Consumption of shark fins in China has gone down by 80 percent, according to a new report by WildAid.
Not only that, Chinese imports of shark fins have declined by 81 percent, the new report states.
But just because shark fin consumption in China has gone down, that doesn’t mean other countries in Asia are following suit.
The WildAid report finds that shark fin soup is still in demand in Macau and other parts of Southeast Asia.
Additionally, Project AWARE is pointing out that recent data on international trade in shark fins and meat isn’t restricted to Asian markets. Several countries in South America and Europe are among the world’s top shark consumers.
Project AWARE made an infographic based on a 2015 Food and Agriculture Organization report that debunks myths about the global shark trade and points the way to key improvements.
The infographic reveals the significant growth in markets for shark and ray meat, as well as the countries and inadequately restricted fisheries associated with this largely under-the-radar trade.
Dr. Shelley Clarke, co-author of the FAO shark trade report and renowned shark fisheries scientist, says:
“With so many shark species and products in trade, it can be difficult to get your head around what is really happening. Understanding sources and trends is a critical step toward making sure the trade is sustainable and traceable, and the underlying fisheries are properly managed.”

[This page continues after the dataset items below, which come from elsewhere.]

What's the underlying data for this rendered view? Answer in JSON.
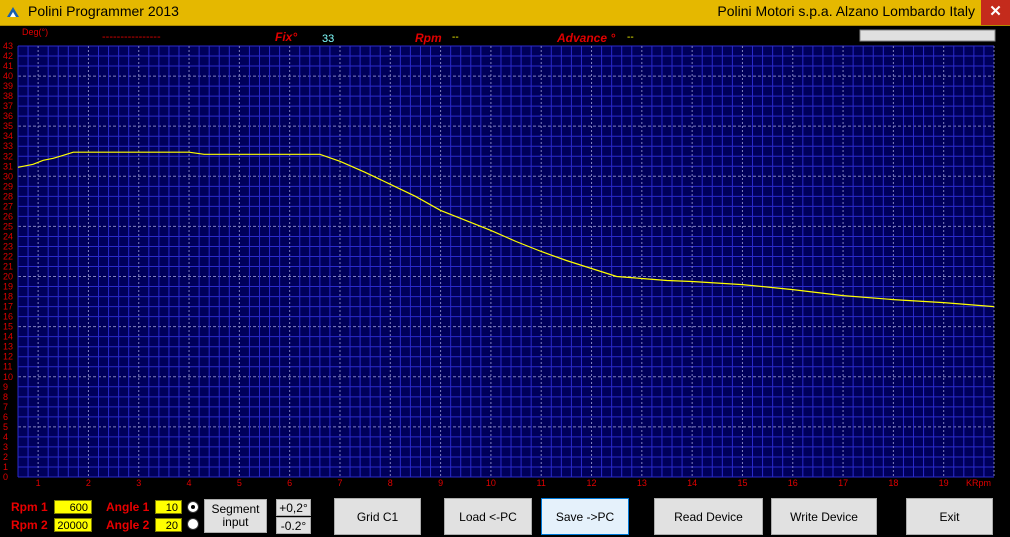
{
  "window": {
    "title": "Polini Programmer 2013",
    "company": "Polini Motori s.p.a.  Alzano Lombardo Italy",
    "close_glyph": "✕"
  },
  "status": {
    "dashes": "----------------",
    "fix_label": "Fix°",
    "fix_value": "33",
    "rpm_label": "Rpm",
    "rpm_value": "--",
    "advance_label": "Advance °",
    "advance_value": "--"
  },
  "controls": {
    "rpm1_label": "Rpm 1",
    "rpm1_value": "600",
    "rpm2_label": "Rpm 2",
    "rpm2_value": "20000",
    "angle1_label": "Angle 1",
    "angle1_value": "10",
    "angle2_label": "Angle 2",
    "angle2_value": "20",
    "segment_input_label": "Segment input",
    "plus_label": "+0,2°",
    "minus_label": "-0.2°",
    "grid_label": "Grid C1",
    "load_label": "Load <-PC",
    "save_label": "Save  ->PC",
    "read_label": "Read Device",
    "write_label": "Write Device",
    "exit_label": "Exit"
  },
  "colors": {
    "plot_bg": "#00005a",
    "grid_minor": "#2a2acb",
    "grid_major": "#8080c0",
    "axis_text": "#e00000",
    "curve": "#ffff00",
    "titlebar": "#e5b800"
  },
  "chart_data": {
    "type": "line",
    "xlabel": "KRpm",
    "ylabel": "Deg(°)",
    "xlim": [
      0.6,
      20.0
    ],
    "ylim": [
      0,
      43
    ],
    "x_ticks": [
      1,
      2,
      3,
      4,
      5,
      6,
      7,
      8,
      9,
      10,
      11,
      12,
      13,
      14,
      15,
      16,
      17,
      18,
      19
    ],
    "y_ticks": [
      0,
      1,
      2,
      3,
      4,
      5,
      6,
      7,
      8,
      9,
      10,
      11,
      12,
      13,
      14,
      15,
      16,
      17,
      18,
      19,
      20,
      21,
      22,
      23,
      24,
      25,
      26,
      27,
      28,
      29,
      30,
      31,
      32,
      33,
      34,
      35,
      36,
      37,
      38,
      39,
      40,
      41,
      42,
      43
    ],
    "grid": true,
    "series": [
      {
        "x": [
          0.6,
          0.9,
          1.1,
          1.3,
          1.5,
          1.7,
          2.0,
          3.0,
          4.0,
          4.3,
          5.0,
          6.0,
          6.6,
          7.0,
          7.5,
          8.0,
          8.5,
          9.0,
          9.5,
          10.0,
          10.5,
          11.0,
          11.5,
          12.0,
          12.5,
          13.0,
          13.5,
          14.0,
          15.0,
          16.0,
          17.0,
          18.0,
          19.0,
          19.5,
          20.0
        ],
        "y": [
          30.9,
          31.2,
          31.6,
          31.8,
          32.1,
          32.4,
          32.4,
          32.4,
          32.4,
          32.2,
          32.2,
          32.2,
          32.2,
          31.5,
          30.4,
          29.2,
          28.0,
          26.6,
          25.6,
          24.6,
          23.5,
          22.5,
          21.6,
          20.8,
          20.0,
          19.8,
          19.6,
          19.5,
          19.2,
          18.7,
          18.1,
          17.7,
          17.4,
          17.2,
          17.0
        ]
      }
    ]
  }
}
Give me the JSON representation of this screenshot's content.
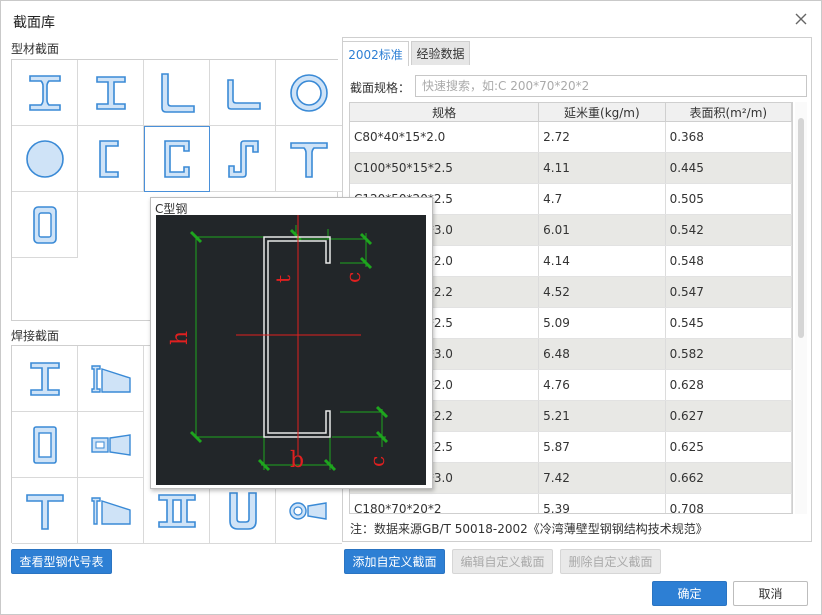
{
  "dialog": {
    "title": "截面库"
  },
  "left": {
    "profiles_label": "型材截面",
    "welded_label": "焊接截面",
    "view_codes_button": "查看型钢代号表"
  },
  "tooltip": {
    "title": "C型钢",
    "labels": {
      "h": "h",
      "t": "t",
      "b": "b",
      "c1": "c",
      "c2": "c"
    }
  },
  "tabs": [
    {
      "label": "2002标准"
    },
    {
      "label": "经验数据"
    }
  ],
  "search": {
    "label": "截面规格：",
    "placeholder": "快速搜索，如:C 200*70*20*2"
  },
  "table": {
    "headers": [
      "规格",
      "延米重(kg/m)",
      "表面积(m²/m)"
    ],
    "rows": [
      [
        "C80*40*15*2.0",
        "2.72",
        "0.368"
      ],
      [
        "C100*50*15*2.5",
        "4.11",
        "0.445"
      ],
      [
        "C120*50*20*2.5",
        "4.7",
        "0.505"
      ],
      [
        "C120*60*20*3.0",
        "6.01",
        "0.542"
      ],
      [
        "C140*50*20*2.0",
        "4.14",
        "0.548"
      ],
      [
        "C140*50*20*2.2",
        "4.52",
        "0.547"
      ],
      [
        "C140*50*20*2.5",
        "5.09",
        "0.545"
      ],
      [
        "C140*60*20*3.0",
        "6.48",
        "0.582"
      ],
      [
        "C160*60*20*2.0",
        "4.76",
        "0.628"
      ],
      [
        "C160*60*20*2.2",
        "5.21",
        "0.627"
      ],
      [
        "C160*60*20*2.5",
        "5.87",
        "0.625"
      ],
      [
        "C160*70*20*3.0",
        "7.42",
        "0.662"
      ],
      [
        "C180*70*20*2",
        "5.39",
        "0.708"
      ]
    ]
  },
  "note": "注：数据来源GB/T 50018-2002《冷湾薄壁型钢钢结构技术规范》",
  "actions": {
    "add": "添加自定义截面",
    "edit": "编辑自定义截面",
    "delete": "删除自定义截面"
  },
  "footer": {
    "ok": "确定",
    "cancel": "取消"
  },
  "colors": {
    "accent": "#2d7fd4",
    "shape_fill": "#cfe3f7",
    "shape_stroke": "#3a8ad6"
  }
}
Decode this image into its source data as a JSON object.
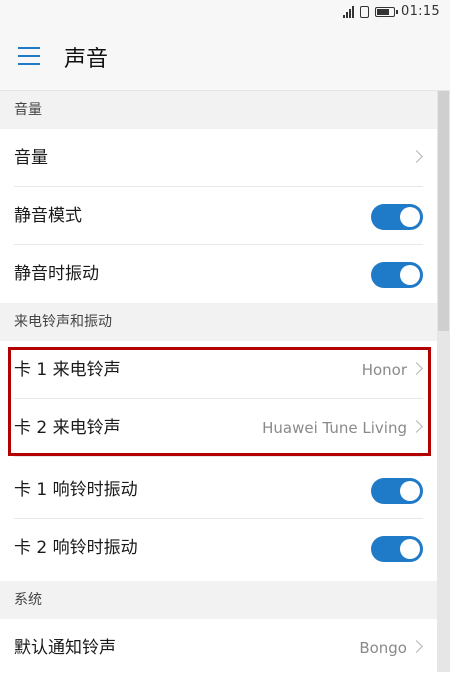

Domino Albert, Project AWARE’s Associate Director for Global Communications, said:
“We set out to make the findings of the landmark 2015 FAO shark product report more accessible and actionable. In addition to mapping out the top shark trading countries and routes, the infographic offers a close look at the challenges researchers face when studying these global markets, and highlights the measures necessary to increase trade traceability and sustainability.”